Search engines like Google use entities to identify subjects a writer discusses in an article. Named entities refer to specific people, places, and businesses. For example, Revolut and Monzo are named entities because they are the names of specific challenger banks. But the terms challenger bank and neobank are not named entities because these terms can refer to a wide variety of mobile banking apps.
The use of named entities also shows that a writer understands the subject of the article. For example, a low-end SEO agency might hire a generalist writer to write about neobanks and challenger banks. But if the writer doesn’t know what these financial institutions are, or what they do, the writer might just repeat the keyphrases neobank and challenger bank over and over again, along with similar keyphrases. If the writer mentions specific neobanks like Varo and Chime instead, that provides evidence that the writer is actively following the industry.
The concept of thin content might help here. When I was writing for Demand Studios 10 years ago, sometimes an editor sent an article back for a rewrite because it didn’t contain enough useful information. The editor would say that the article was thin content. It’s hard to define the concept of thin content, but I have noticed that lower-quality articles often don’t mention as many named entities. Another way to think about it is that the article contains a lot of fluff instead of usable information, so it has less information density. And Google doesn’t want to show readers thin content or fluff in the search results either, so it’s been developing ways to rank articles that use metrics other than keywords or backlinks.
Keywords and backlinks are still important, of course, but Google’s also been using entities to analyze articles. To do this, Google compares the entities mentioned in the articles to the entities stored in a database. I examined the Python code for entity analysis in Google’s cloud natural language API and learned that the search engine uses Wikipedia and the Google Knowledge Graph as databases for relevant entities. Entities that are mentioned in those databases are more likely to be notable. That factor may not be fair to small startups but Wikipedia has similar rules about notability for company pages.

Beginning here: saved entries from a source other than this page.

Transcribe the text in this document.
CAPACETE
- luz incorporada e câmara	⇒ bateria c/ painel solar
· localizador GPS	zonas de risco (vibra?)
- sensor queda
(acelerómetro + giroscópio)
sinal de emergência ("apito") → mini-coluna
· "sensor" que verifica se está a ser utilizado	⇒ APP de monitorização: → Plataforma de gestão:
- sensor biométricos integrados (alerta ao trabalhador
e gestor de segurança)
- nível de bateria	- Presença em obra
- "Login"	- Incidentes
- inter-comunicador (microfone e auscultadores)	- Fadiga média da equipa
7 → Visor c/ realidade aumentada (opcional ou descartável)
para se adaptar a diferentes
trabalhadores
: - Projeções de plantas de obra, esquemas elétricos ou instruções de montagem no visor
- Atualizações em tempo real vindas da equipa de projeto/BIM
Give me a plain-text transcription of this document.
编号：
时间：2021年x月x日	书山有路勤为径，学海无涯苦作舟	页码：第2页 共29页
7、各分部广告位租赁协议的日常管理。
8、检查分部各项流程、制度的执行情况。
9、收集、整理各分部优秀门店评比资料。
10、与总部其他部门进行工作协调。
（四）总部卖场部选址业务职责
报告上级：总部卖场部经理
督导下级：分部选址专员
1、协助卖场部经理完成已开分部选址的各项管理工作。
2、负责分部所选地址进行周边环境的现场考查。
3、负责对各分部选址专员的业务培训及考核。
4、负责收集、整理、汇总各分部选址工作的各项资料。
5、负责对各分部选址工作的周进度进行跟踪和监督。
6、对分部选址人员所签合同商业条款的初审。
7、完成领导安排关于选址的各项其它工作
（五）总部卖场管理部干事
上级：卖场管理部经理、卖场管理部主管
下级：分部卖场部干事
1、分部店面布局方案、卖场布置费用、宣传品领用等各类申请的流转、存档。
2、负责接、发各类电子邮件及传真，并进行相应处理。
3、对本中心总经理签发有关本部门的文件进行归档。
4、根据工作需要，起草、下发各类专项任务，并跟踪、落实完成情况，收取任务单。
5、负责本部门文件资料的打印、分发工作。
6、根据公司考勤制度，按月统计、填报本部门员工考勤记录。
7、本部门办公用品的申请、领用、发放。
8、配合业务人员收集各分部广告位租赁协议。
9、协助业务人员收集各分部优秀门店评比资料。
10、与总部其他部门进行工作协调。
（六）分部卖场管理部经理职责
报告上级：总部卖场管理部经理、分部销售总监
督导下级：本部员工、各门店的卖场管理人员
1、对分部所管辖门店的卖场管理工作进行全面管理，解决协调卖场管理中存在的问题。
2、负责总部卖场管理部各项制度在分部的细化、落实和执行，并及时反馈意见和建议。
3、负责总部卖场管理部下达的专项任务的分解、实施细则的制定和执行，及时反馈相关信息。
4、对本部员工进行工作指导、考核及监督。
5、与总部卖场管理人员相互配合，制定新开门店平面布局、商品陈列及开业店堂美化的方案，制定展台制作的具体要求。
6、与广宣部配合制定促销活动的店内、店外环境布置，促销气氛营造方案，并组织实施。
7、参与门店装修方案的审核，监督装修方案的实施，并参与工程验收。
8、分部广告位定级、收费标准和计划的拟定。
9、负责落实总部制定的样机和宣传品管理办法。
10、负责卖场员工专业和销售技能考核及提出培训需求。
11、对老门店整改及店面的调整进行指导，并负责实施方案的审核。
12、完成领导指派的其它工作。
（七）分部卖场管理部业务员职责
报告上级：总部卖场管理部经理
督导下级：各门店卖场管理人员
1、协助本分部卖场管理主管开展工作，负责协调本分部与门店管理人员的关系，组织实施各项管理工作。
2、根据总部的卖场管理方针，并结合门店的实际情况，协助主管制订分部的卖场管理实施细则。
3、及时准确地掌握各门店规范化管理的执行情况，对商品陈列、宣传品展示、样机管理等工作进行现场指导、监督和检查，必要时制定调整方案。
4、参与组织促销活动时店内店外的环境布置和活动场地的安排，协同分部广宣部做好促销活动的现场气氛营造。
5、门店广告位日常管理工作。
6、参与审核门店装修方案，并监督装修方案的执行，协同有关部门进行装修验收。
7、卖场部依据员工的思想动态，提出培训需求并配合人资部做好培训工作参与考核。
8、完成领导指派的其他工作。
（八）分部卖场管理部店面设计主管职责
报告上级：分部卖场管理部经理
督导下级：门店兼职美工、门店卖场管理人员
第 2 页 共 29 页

So I decided to make a Python script that identified named entities myself. Instead of using the API, I used the Python library TextBlob to detect proper nouns. These nouns are one type of named entity, although phone numbers and addresses are also considered named entities. The script counts the number of proper nouns in an article and then divides this count by the word count of the article, creating a metric called entity density.
After creating the Python script and testing it on a few websites, it did appear that articles with higher entity density were higher-quality articles. I also examined those articles with the SEO tool Ahrefs. And it appeared that articles with higher entity density were more likely to rank for keyphrases, so they were more likely to appear in the Google search results. I then uploaded the entity analysis script to my Gitlab profile.
I updated the script again after that because of an issue I observed. The original script just counted proper nouns as a stand-in for entities. As a result, an article would have a high entity density if it repeated the name of the same company many times. And I felt that the script could be improved further. An article that mentions the challenger banks Monzo, Revolut, Varo, and Chime could be higher quality than one that just discusses Revolut, for example.
The second version of the script counts unique proper pronouns or unique named entities. And it also reports a new metric, unique entity density. Like the original metric, this is calculated by dividing the number of unique named entities in the article by the word count in the article. And it’s also designed to measure the information density in the article. My hypothesis is that if a fintech article has a higher unique entity density, it will be a better and more informative article and it will rank for more keywords.
Although Google does analyze entities, it also monitors other metrics such as user behavior. My hypothesis is that readers who see articles with higher entity density will be more likely to read them all the way through, more likely to share them with friends, and more likely to visit the websites that posted them again. So this concept isn’t just about gaming SEO metrics, it’s also a signal of content quality. And that signal could be hard to fake if your SEO tool just shows you keyphrases and backlinks and doesn’t list entities. More advanced SEO tools like Frase can create content briefs by scraping the information in the top-ranking articles and telling writers what topics to discuss, though.
I ran a few tests and it did appear that articles that mentioned more personal pronouns were more likely to rank for keywords in Google. I also thought that those articles were higher quality than similar articles by the same authors on the same websites, and came to the same conclusion after testing the entity analysis script on my own website. So I decided to run a larger-scale experiment on fintech blogs to see if this concept made the fintechs’ articles more likely to appear in Google search results. That analysis will appear in a second article so readers who are already familiar with the concepts discussed in this one won’t have to read lots of additional text to view the results.